Erica at Mental Hygiene has made that classic of twentieth-century commercial food pies, the Ritz Mock Apple Pie! Short review: it’s good, and actually tastes like an apple pie made with very small bits of apples rather than discernible apple slices. (But watch out for sugar-syrup spillovers and burns on your stove and inside your oven. Click the link above for more photos and the recipe.)
She also reports, via a crackerjack research discovery by the Crazy Pie Lady, that the pie has roots that long precede the Great Depression. While not made with Ritz crackers, there were other versions of this pie made in the nineteenth century out of crumbs and scraps. Here’s an 1858 letter from Sue Smith of Henderson, Texas that explains how to make an “apple” pie out of stale carbs:
I have learned to make a new kind of Pie I think you all would like them they taste just like an apple pie make some and try them see if you dont love them. Take a teaspoon heaping full of tartarlic (sic) acid and dissolve it in water a teasp (sic) full of sugar and stir it in the acid then take cold biscuit or light bread and crumble in it. have enough to make to (sic) pies put it in a crust and one over it and bake it they are fully as good as Apple pies the spoonful of acid and cup of sugar is enough to make two pies.
Erica is right when she says that “[i]t must have taken quite a creative cook to figure out the right balance of carbs, acid, sugar, and stuff, but they managed to work out a convincing imitation.” I checked in Susannah Carter’s The Frugal Housewife, or Complete Woman Cook (1772), and her apple pie also calls for the juice and zest of a lemon, so there was attention to the balance of flavors even in early American real apple pie recipes. (She says “[y]ou must sweeten to your palate and squeeze a little more lemon,” p. 119.) I looked but found nothing like the mock apple pie recipe above, so perhaps it is a nineteenth-century innovation borne of desperation on the prairie, while waiting for one’s apple trees to mature and produce sufficient fruit for pies.
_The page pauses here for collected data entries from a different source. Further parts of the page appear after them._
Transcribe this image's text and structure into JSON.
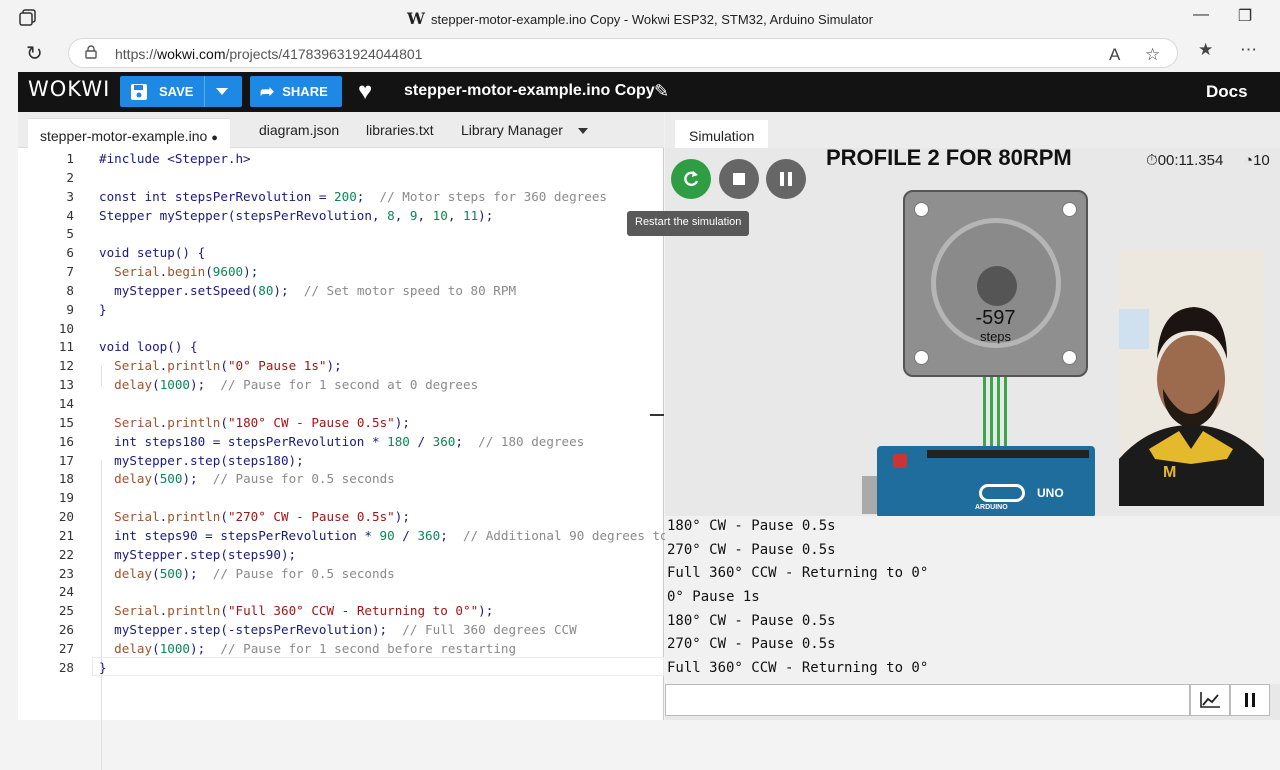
{
  "browser": {
    "title": "stepper-motor-example.ino Copy - Wokwi ESP32, STM32, Arduino Simulator",
    "title_logo": "W",
    "url_prefix": "https://",
    "url_host": "wokwi.com",
    "url_path": "/projects/417839631924044801"
  },
  "wokwi": {
    "logo": "WOKWI",
    "save_label": "SAVE",
    "share_label": "SHARE",
    "project_title": "stepper-motor-example.ino Copy",
    "docs_label": "Docs"
  },
  "editor": {
    "tabs": [
      "stepper-motor-example.ino",
      "diagram.json",
      "libraries.txt",
      "Library Manager"
    ],
    "modified_dot": "●"
  },
  "simulation": {
    "tab_label": "Simulation",
    "tooltip": "Restart the simulation",
    "profile_title": "PROFILE 2 FOR 80RPM",
    "timer": "00:11.354",
    "speed_partial": "10",
    "motor_steps": "-597",
    "motor_steps_label": "steps",
    "board_label": "UNO",
    "board_brand": "ARDUINO"
  },
  "serial_lines": [
    "180° CW - Pause 0.5s",
    "270° CW - Pause 0.5s",
    "Full 360° CCW - Returning to 0°",
    "0° Pause 1s",
    "180° CW - Pause 0.5s",
    "270° CW - Pause 0.5s",
    "Full 360° CCW - Returning to 0°"
  ],
  "colors": {
    "accent_blue": "#1e88e5",
    "restart_green": "#2e9d44",
    "wokwi_bar": "#131313"
  },
  "icons": [
    "restart-icon",
    "stop-icon",
    "pause-icon",
    "stopwatch-icon",
    "speedometer-icon",
    "heart-icon",
    "pencil-icon",
    "chart-icon"
  ]
}
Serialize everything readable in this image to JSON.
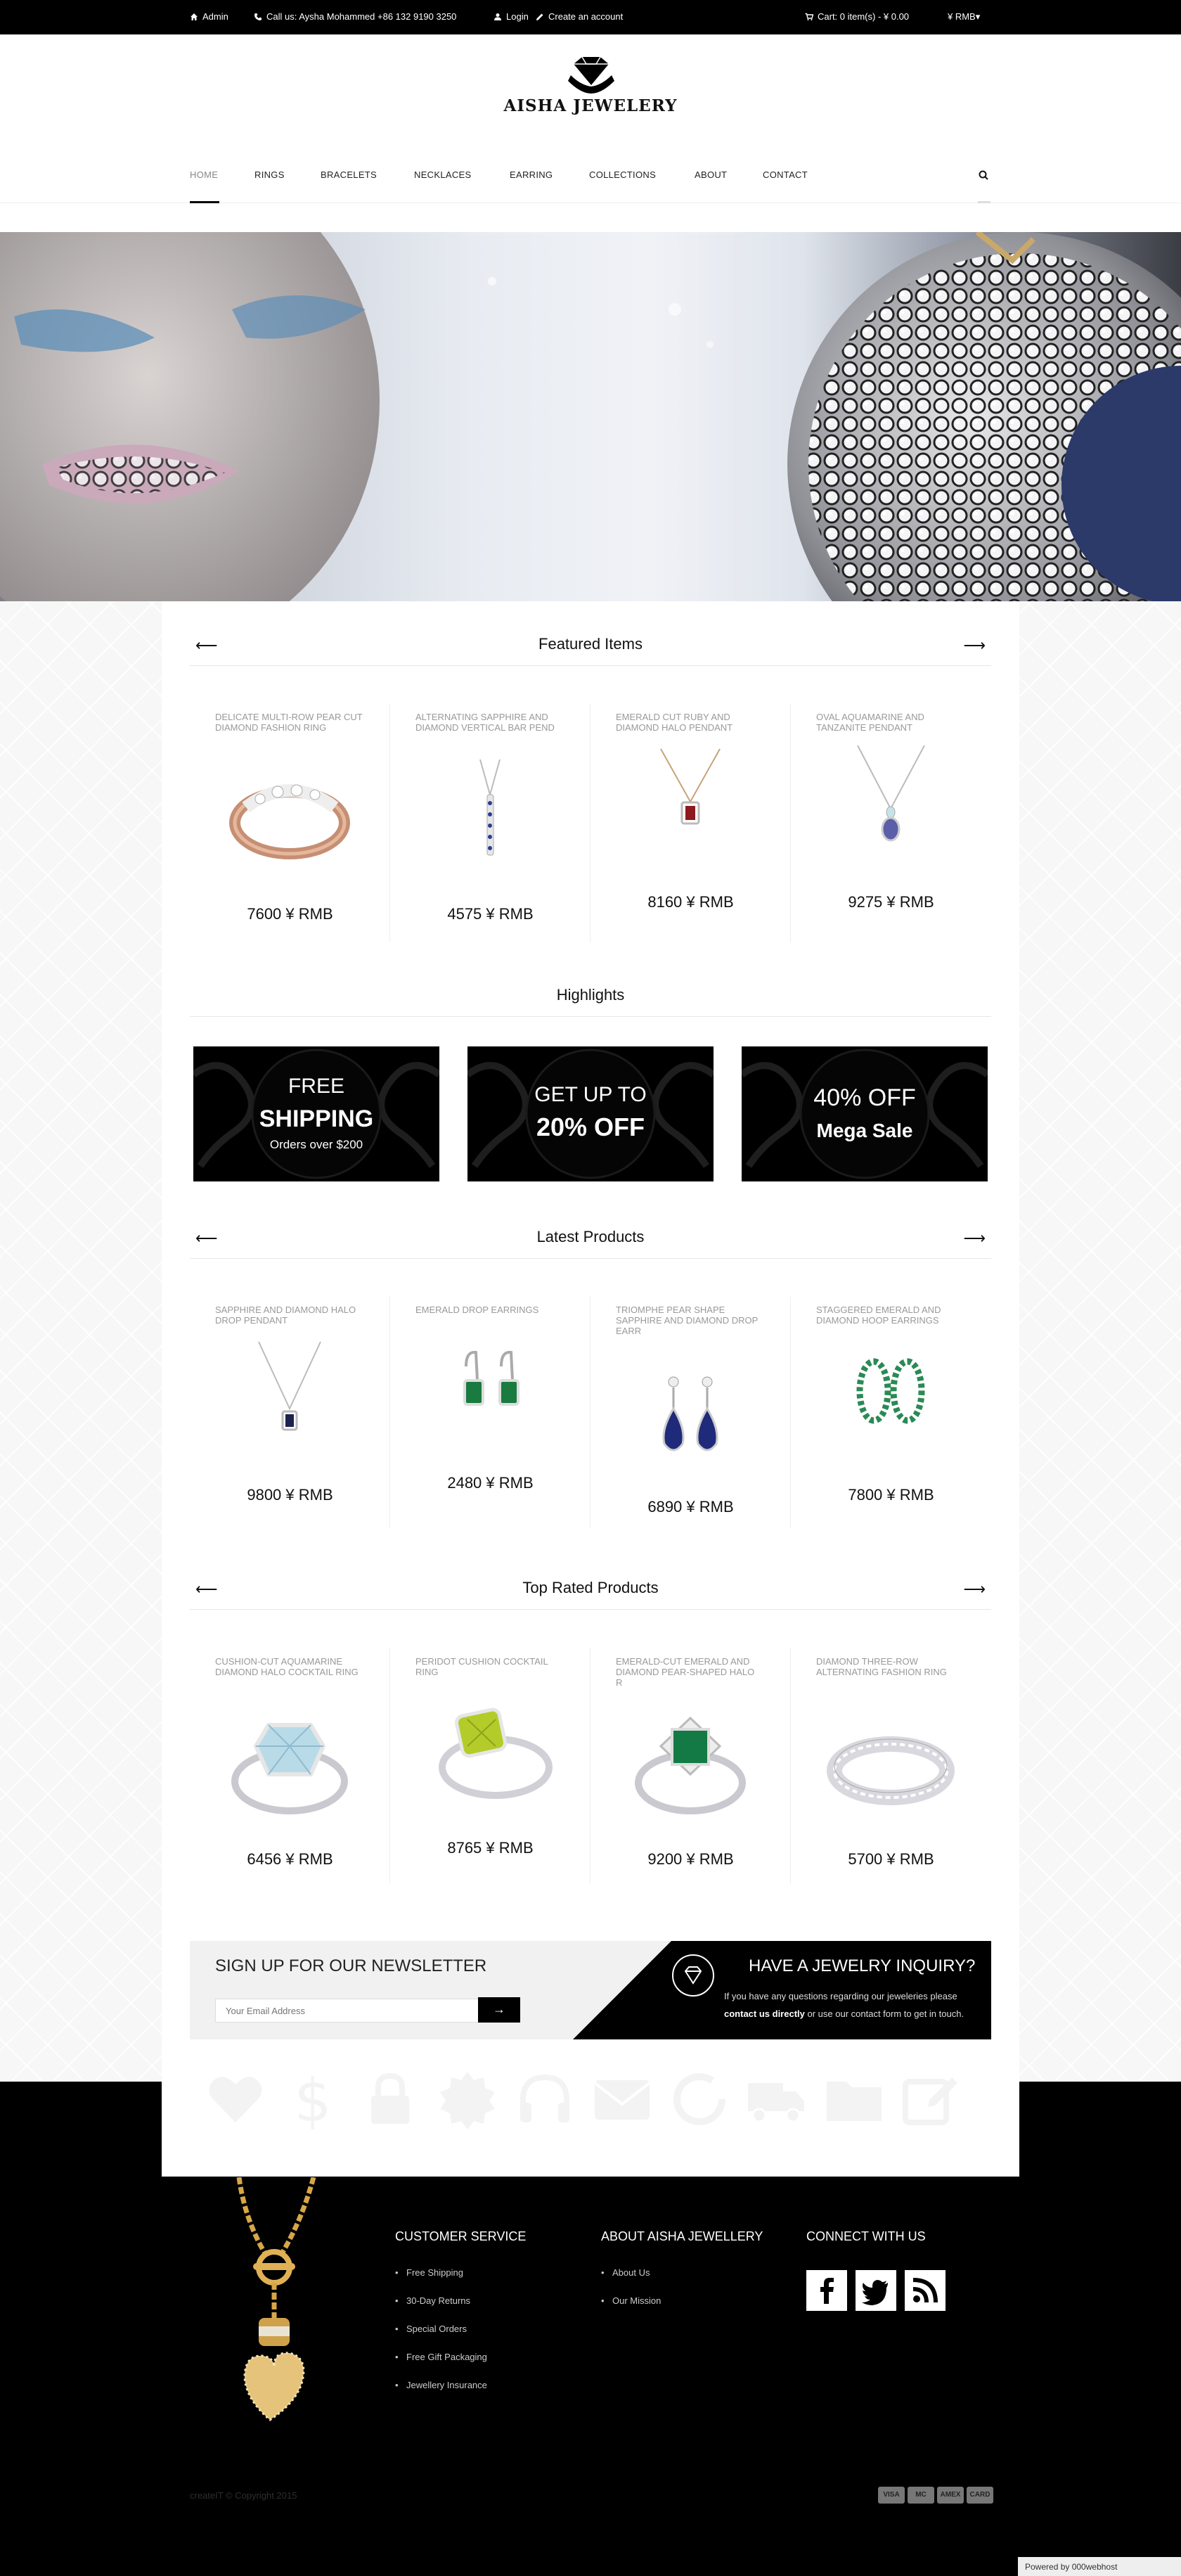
{
  "topbar": {
    "admin": "Admin",
    "call": "Call us: Aysha Mohammed +86 132 9190 3250",
    "login": "Login",
    "create_account": "Create an account",
    "cart": "Cart: 0 item(s) - ¥ 0.00",
    "currency": "¥ RMB▾"
  },
  "header": {
    "brand": "AISHA JEWELERY",
    "nav": [
      "HOME",
      "RINGS",
      "BRACELETS",
      "NECKLACES",
      "EARRING",
      "COLLECTIONS",
      "ABOUT",
      "CONTACT"
    ]
  },
  "featured": {
    "title": "Featured Items",
    "items": [
      {
        "name": "DELICATE MULTI-ROW PEAR CUT DIAMOND FASHION RING",
        "price": "7600 ¥ RMB",
        "icon": "rose-gold-ring"
      },
      {
        "name": "ALTERNATING SAPPHIRE AND DIAMOND VERTICAL BAR PEND",
        "price": "4575 ¥ RMB",
        "icon": "bar-pendant"
      },
      {
        "name": "EMERALD CUT RUBY AND DIAMOND HALO PENDANT",
        "price": "8160 ¥ RMB",
        "icon": "ruby-pendant"
      },
      {
        "name": "OVAL AQUAMARINE AND TANZANITE PENDANT",
        "price": "9275 ¥ RMB",
        "icon": "tanzanite-pendant"
      }
    ]
  },
  "highlights": {
    "title": "Highlights",
    "banners": [
      {
        "line1": "FREE",
        "line2": "SHIPPING",
        "line3": "Orders over $200"
      },
      {
        "line1": "GET UP TO",
        "line2": "20% OFF",
        "line3": ""
      },
      {
        "line1": "40% OFF",
        "line2": "Mega Sale",
        "line3": ""
      }
    ]
  },
  "latest": {
    "title": "Latest Products",
    "items": [
      {
        "name": "SAPPHIRE AND DIAMOND HALO DROP PENDANT",
        "price": "9800 ¥ RMB",
        "icon": "sapphire-pendant"
      },
      {
        "name": "EMERALD DROP EARRINGS",
        "price": "2480 ¥ RMB",
        "icon": "emerald-earrings"
      },
      {
        "name": "TRIOMPHE PEAR SHAPE SAPPHIRE AND DIAMOND DROP EARR",
        "price": "6890 ¥ RMB",
        "icon": "sapphire-drop-earrings"
      },
      {
        "name": "STAGGERED EMERALD AND DIAMOND HOOP EARRINGS",
        "price": "7800 ¥ RMB",
        "icon": "emerald-hoop-earrings"
      }
    ]
  },
  "top_rated": {
    "title": "Top Rated Products",
    "items": [
      {
        "name": "CUSHION-CUT AQUAMARINE DIAMOND HALO COCKTAIL RING",
        "price": "6456 ¥ RMB",
        "icon": "aquamarine-ring"
      },
      {
        "name": "PERIDOT CUSHION COCKTAIL RING",
        "price": "8765 ¥ RMB",
        "icon": "peridot-ring"
      },
      {
        "name": "EMERALD-CUT EMERALD AND DIAMOND PEAR-SHAPED HALO R",
        "price": "9200 ¥ RMB",
        "icon": "emerald-ring"
      },
      {
        "name": "DIAMOND THREE-ROW ALTERNATING FASHION RING",
        "price": "5700 ¥ RMB",
        "icon": "three-row-ring"
      }
    ]
  },
  "newsletter": {
    "title": "SIGN UP FOR OUR NEWSLETTER",
    "placeholder": "Your Email Address",
    "button": "→"
  },
  "inquiry": {
    "title": "HAVE A JEWELRY INQUIRY?",
    "text_before": "If you have any questions regarding our jeweleries please",
    "link": "contact us directly",
    "text_after": "or use our contact form to get in touch."
  },
  "feature_icons": [
    "heart-icon",
    "dollar-icon",
    "lock-icon",
    "badge-icon",
    "headphones-icon",
    "envelope-icon",
    "refresh-icon",
    "truck-icon",
    "folder-icon",
    "edit-icon"
  ],
  "footer": {
    "customer_service": {
      "title": "CUSTOMER SERVICE",
      "links": [
        "Free Shipping",
        "30-Day Returns",
        "Special Orders",
        "Free Gift Packaging",
        "Jewellery Insurance"
      ]
    },
    "about": {
      "title": "ABOUT AISHA JEWELLERY",
      "links": [
        "About Us",
        "Our Mission"
      ]
    },
    "connect": {
      "title": "CONNECT WITH US",
      "social": [
        "facebook-icon",
        "twitter-icon",
        "rss-icon"
      ]
    },
    "copyright": "createIT © Copyright 2015",
    "payment_cards": [
      "VISA",
      "MC",
      "AMEX",
      "CARD"
    ],
    "powered": "Powered by 000webhost"
  }
}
It’s also possible that Mrs. Carter didn’t record recipes of such humble origins or common fame as the mock-apple pie made out of old biscuits or bread. Her book documents some pretty high-style cooking, especially when it comes to sweet things and pastries. For example, her cake recipies regularly begin with the words, “take six pounds of the best fresh butter, work it to a cream with your hands; then throw in by degrees three pounds of double refined sugar well beat and sifted” or “take twelve fresh eggs,” and regularly feature several pounds of almonds, dried fruit, and pints of french brandy and sack (ch. 12.) While Mrs. Carter’s cooking was “frugal” in that it was dedicated not to waste food, the unwasted food wasn’t necessarily cheap or easy to come by in such prodigious amounts. (Six pounds of butter
in the eighteenth century? Your hands and arms, and your cows’ udders, would fall off from all of that milking and churning on a family farm! Leaving aside the question of expense, where but on a large plantation or at a substantial dairy farm, and with plenty of servant and slave labor, could one find that quantity of butter just waiting to be made into cake?)
Enough for today about food. This blog is getting quite a reputation, with all of my recent links to Cakewrecks and pie-blogging here and here. Historiann.com was the ultimate destination for two people googling “how did they bake cookies in the old days?” Short answer: they didn’t, at least not in Anglo-American kitchens before the nineteenth century. Mrs. Carter has all manner of recipies for pies, cakes, puddings, and custards, but there are no cookies in Mrs. Carter’s cookbook. (Maybe a search for them in a Dutch-language cookbook will yield success, but my guess is that cookies are a nineteenth century confection.)